Popper on instrumentalism and conventionalism

December 16, 2011 § Leave a comment

[The scientist’s] aim is to find explanatory theories (if possible, true explanatory theories); that is to say, theories which describe certain structural properties of the world, and which permit us to deduce, with the help of initial conditions, the effects to be explained.

“Initial conditions” are singular statements that apply to a specific event in question. Combining these with universal laws produces predictions. Popper doesn’t require that every event can be deductively predicted from universal laws. But science has to search for such laws that causally explain events. Popper contends that while scientific laws are not verifiable, they are falsifiable.

One angle from which the primacy of falsification might be challenged is instrumentalism. Berkeley suggested abstract theories are instruments for the prediction of observable phenomena, and not genuine assertions about the world. The difference is that between “all models are wrong” and “all models are falsifiable”.

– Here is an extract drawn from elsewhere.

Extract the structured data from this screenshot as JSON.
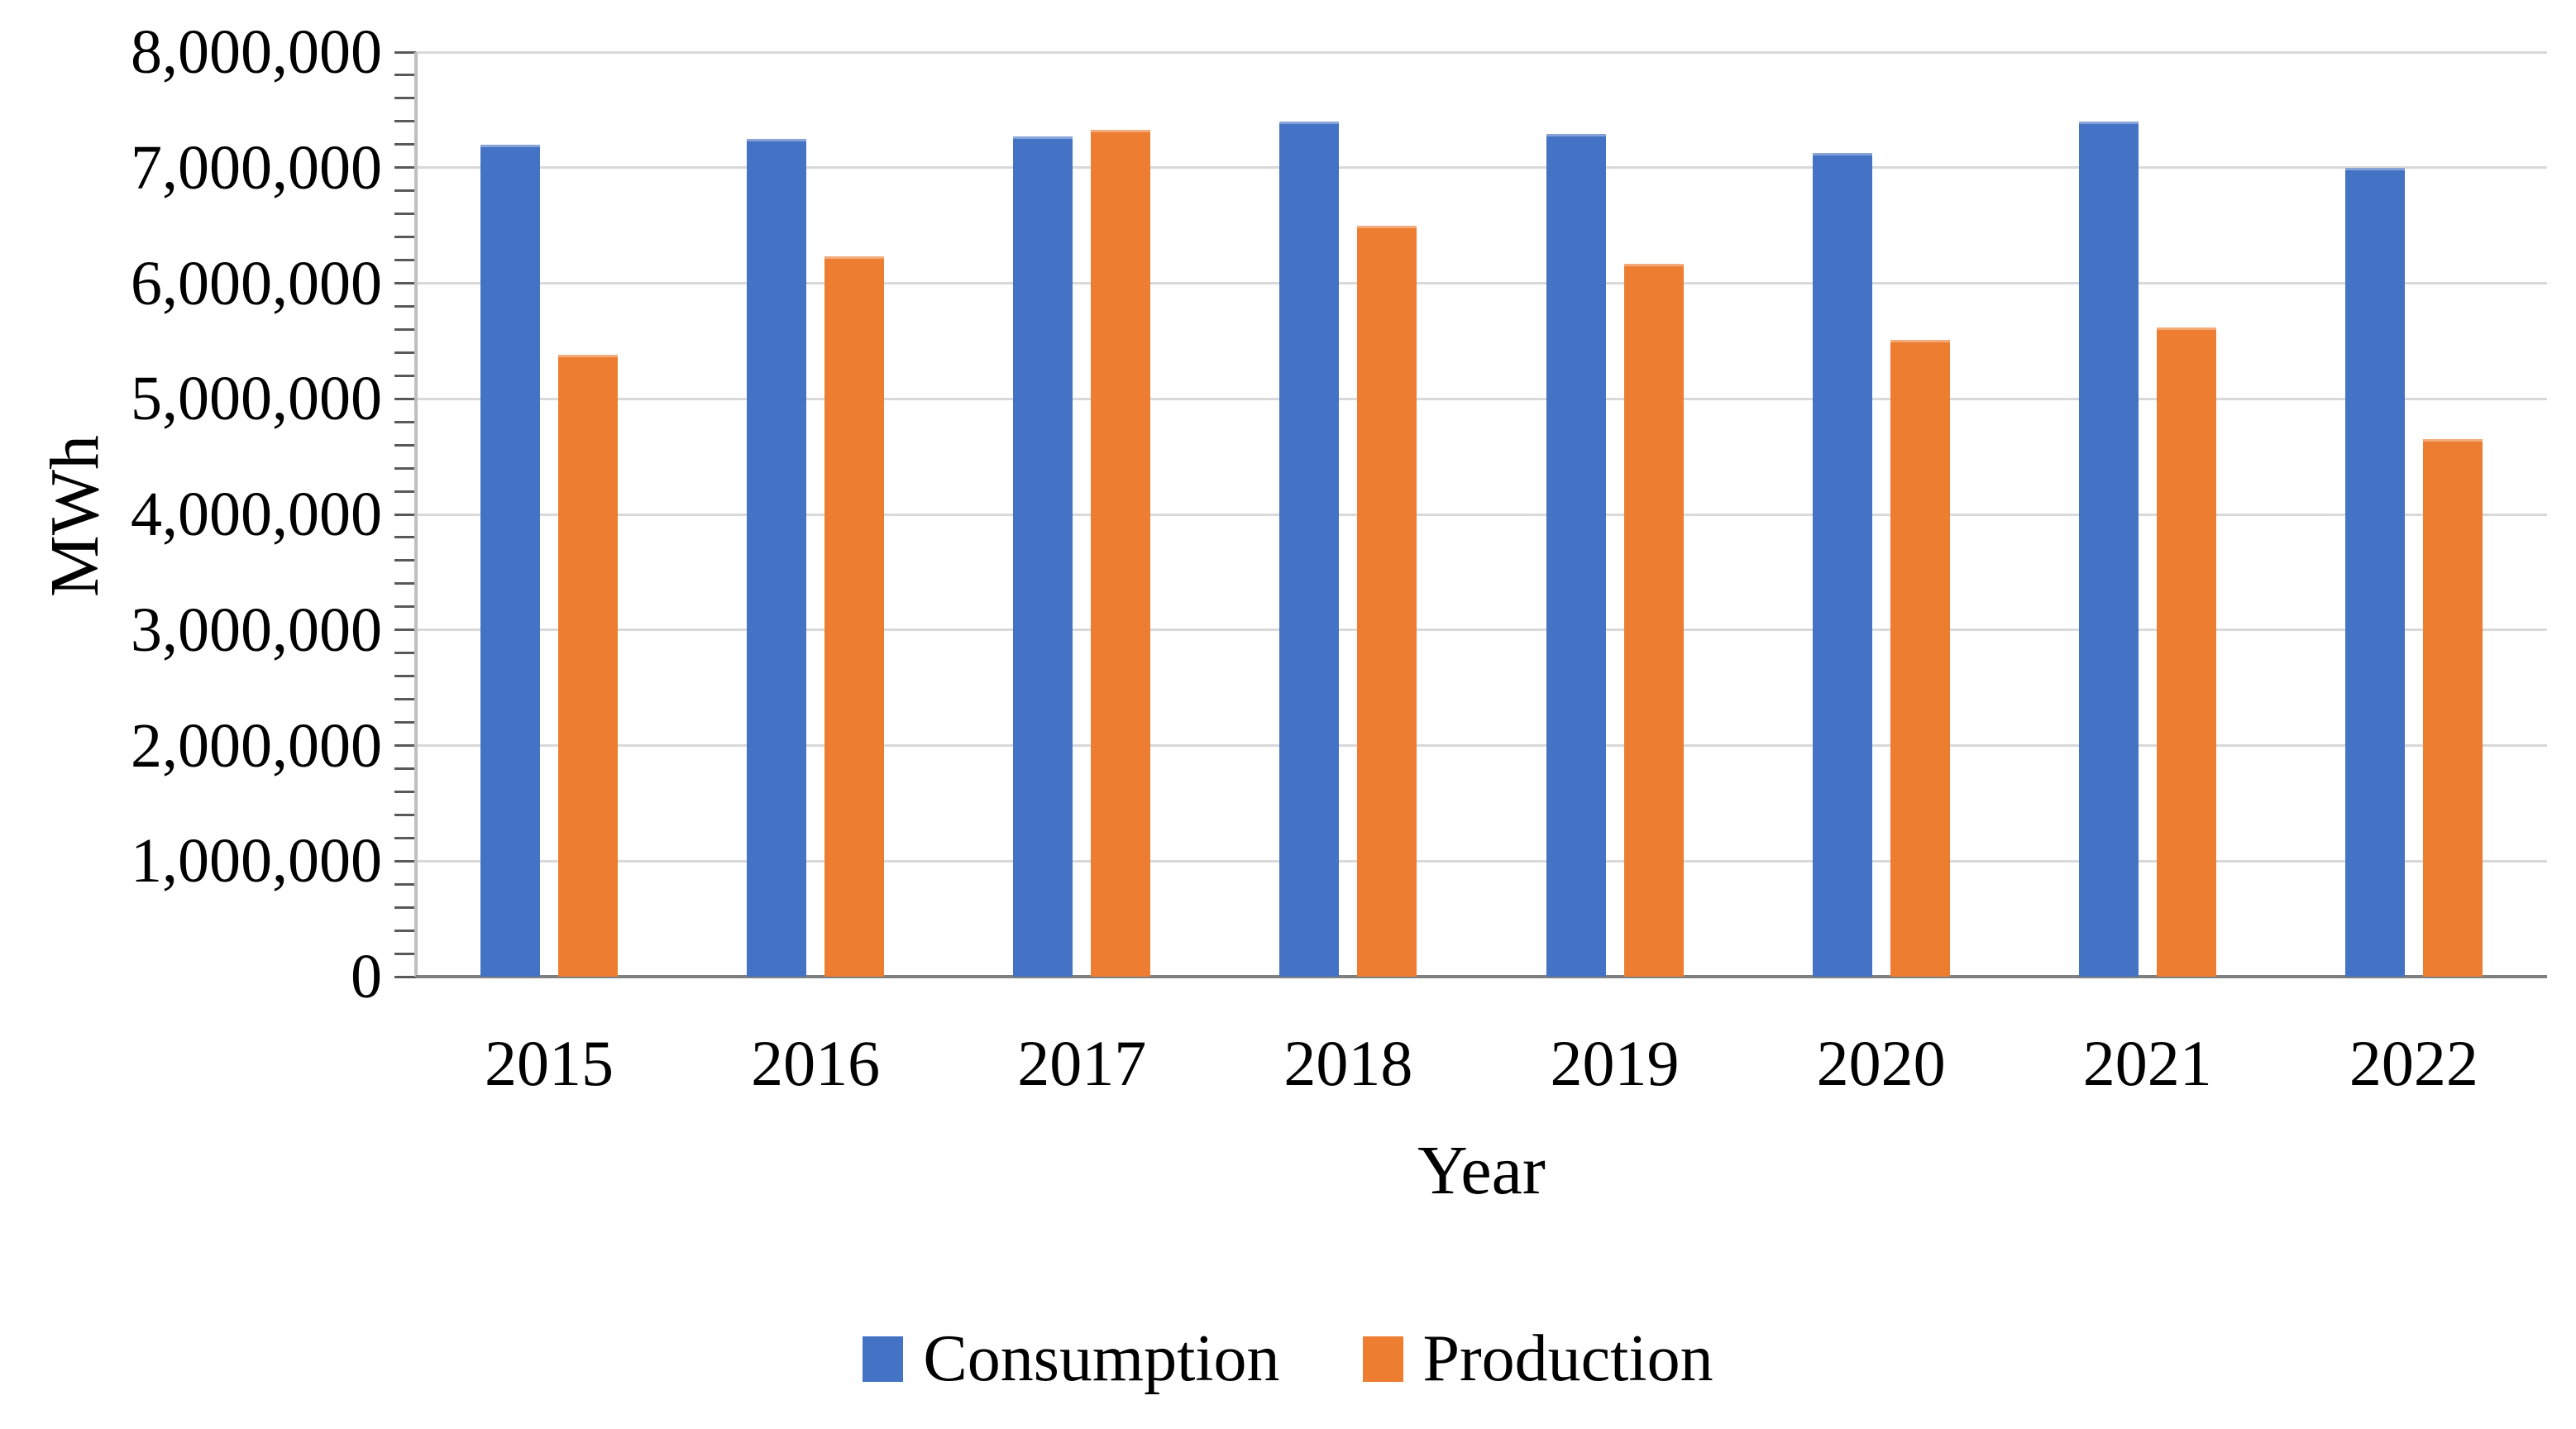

Popper rejects instrumentalism because everybody uses abstract properties in ordinary speech.

There is no sharp dividing line between an ’empirical language’ and a ‘theoretical language’: we are theorizing all the time, even when we make the most trivial singular statement.

We are always using models, so we’re always wrong. Personally, I can live with this. Under instrumentalism, the crucial question becomes “how wrong”. As long as measurements are taken to be real features of the world, the answer to this can be used in falsificationism.

But what if measurements are dependent on assumptions? This is an implication of conventionalism. Duhem held that universal laws are merely human conventions. Since measurements depend on these laws, a conventionalist might argue that theoretical systems are not only unverifiable but also unfalsifiable. Popper makes a value judgement against conventionalism, not because it’s demonstrably wrong but because it allows explaining away, rendering it useless for science. He quotes Joseph Black:

A nice adaptation of conditions will make almost any hypothesis agree with the phenomena. This will please the imagination but does not advance our knowledge.

Statistics makes such adaptation even easier: the phenomena were merely improbable. The rise of probabilistic models makes it even more valuable to guard against ad hoc adaptations.